BRISTOL-IVF Research Study
Dr Amy Taylor is lead researcher on the BRIST-IVF study, running now at the Bristol Centre for Reproductive Medicine.
Louise Brown, the world’s first IVF baby, grew up here in Bristol. Now, around 20,000 babies are born through IVF in the UK every year.
Research has enabled us to learn a great deal about IVF since Louise’s birth in 1978. We know, for example, that maternal age and the number of eggs a woman has – their ‘ovarian reserve’ – are factors which affect the success of IVF treatment. But there’s still a lot that we don’t know.
IVF treatment outcomes are still improving, albeit slowly. If we want to try and increase this rate, we need to identify whether other factors – biological and environmental – have an impact on whether IVF treatment is successful.
Our new research study, BRIST-IVF, has just started at the BCRM. We’re collecting information from couples and individuals undergoing IVF and ICSI treatment, with the aim of improving IVF treatment outcomes in the future.
Anyone (women and their partners) undergoing IVF or ICSI treatment at the BCRM can take part. We would like to collect information on all individuals involved in treatment, including male and female partners.
Taking part involves answering a short questionnaire, having height, weight and blood pressure measured and providing blood and urine samples. We’re collecting this information just before patients start an IVF or ICSI treatment cycle or have a frozen embryo transfer.

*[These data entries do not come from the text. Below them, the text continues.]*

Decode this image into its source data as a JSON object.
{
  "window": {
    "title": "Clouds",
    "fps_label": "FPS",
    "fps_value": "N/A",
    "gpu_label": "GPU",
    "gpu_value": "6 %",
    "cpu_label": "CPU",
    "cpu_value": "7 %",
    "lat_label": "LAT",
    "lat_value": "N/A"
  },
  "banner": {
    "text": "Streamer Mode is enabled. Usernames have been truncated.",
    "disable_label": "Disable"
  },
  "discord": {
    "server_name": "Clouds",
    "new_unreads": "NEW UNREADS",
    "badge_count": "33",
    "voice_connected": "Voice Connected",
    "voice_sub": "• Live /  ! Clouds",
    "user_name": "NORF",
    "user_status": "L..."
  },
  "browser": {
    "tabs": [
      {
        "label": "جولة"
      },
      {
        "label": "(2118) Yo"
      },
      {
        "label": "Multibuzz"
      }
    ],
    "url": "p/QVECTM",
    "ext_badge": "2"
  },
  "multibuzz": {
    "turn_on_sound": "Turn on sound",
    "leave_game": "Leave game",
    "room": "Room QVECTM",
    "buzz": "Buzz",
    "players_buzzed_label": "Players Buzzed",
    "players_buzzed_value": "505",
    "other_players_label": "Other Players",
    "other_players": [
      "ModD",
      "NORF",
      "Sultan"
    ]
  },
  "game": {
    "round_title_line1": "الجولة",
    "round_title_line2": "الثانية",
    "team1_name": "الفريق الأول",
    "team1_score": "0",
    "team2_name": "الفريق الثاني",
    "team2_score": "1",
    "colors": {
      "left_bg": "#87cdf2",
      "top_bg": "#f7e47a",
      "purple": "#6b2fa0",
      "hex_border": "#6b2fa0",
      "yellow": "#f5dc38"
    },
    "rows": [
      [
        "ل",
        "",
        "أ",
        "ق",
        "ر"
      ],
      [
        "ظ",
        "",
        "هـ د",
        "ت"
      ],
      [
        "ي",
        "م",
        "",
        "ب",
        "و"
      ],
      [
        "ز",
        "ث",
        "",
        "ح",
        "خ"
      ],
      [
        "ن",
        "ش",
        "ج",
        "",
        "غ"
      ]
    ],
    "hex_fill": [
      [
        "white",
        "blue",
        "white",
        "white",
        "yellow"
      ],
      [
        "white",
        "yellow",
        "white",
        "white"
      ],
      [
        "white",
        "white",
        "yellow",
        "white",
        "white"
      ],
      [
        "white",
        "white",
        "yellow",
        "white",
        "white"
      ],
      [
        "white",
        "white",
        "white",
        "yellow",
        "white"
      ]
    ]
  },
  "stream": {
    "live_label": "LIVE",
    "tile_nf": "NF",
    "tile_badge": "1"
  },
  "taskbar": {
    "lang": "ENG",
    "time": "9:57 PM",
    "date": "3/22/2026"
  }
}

We’ll use this information to investigate factors associated with the success of IVF treatment. This could lead to improving the quality of information offered to fertility patients and developing interventions – either lifestyle or clinical – that could improve people’s chances of success. We’ll also look at the longer term impact of IVF treatment on the health of women, their partners and children.
Because we’ll be collecting a lot of information – from more than 1,000 couples, hopefully – it will take a few years to analyse the data and get results. But we hope these results will help us to identify, at a population-wide level, the health factors that play a part in whether, or not, IVF is successful.
The more we find out, the more we can help people trying to conceive via IVF.
The BRIST-IVF study (www.bristol.ac.uk/ivf-study) is being carried out by the NIHR Bristol Biomedical Research Centre, a partnership between the University of Bristol and University Hospitals Bristol NHS Foundation Trust.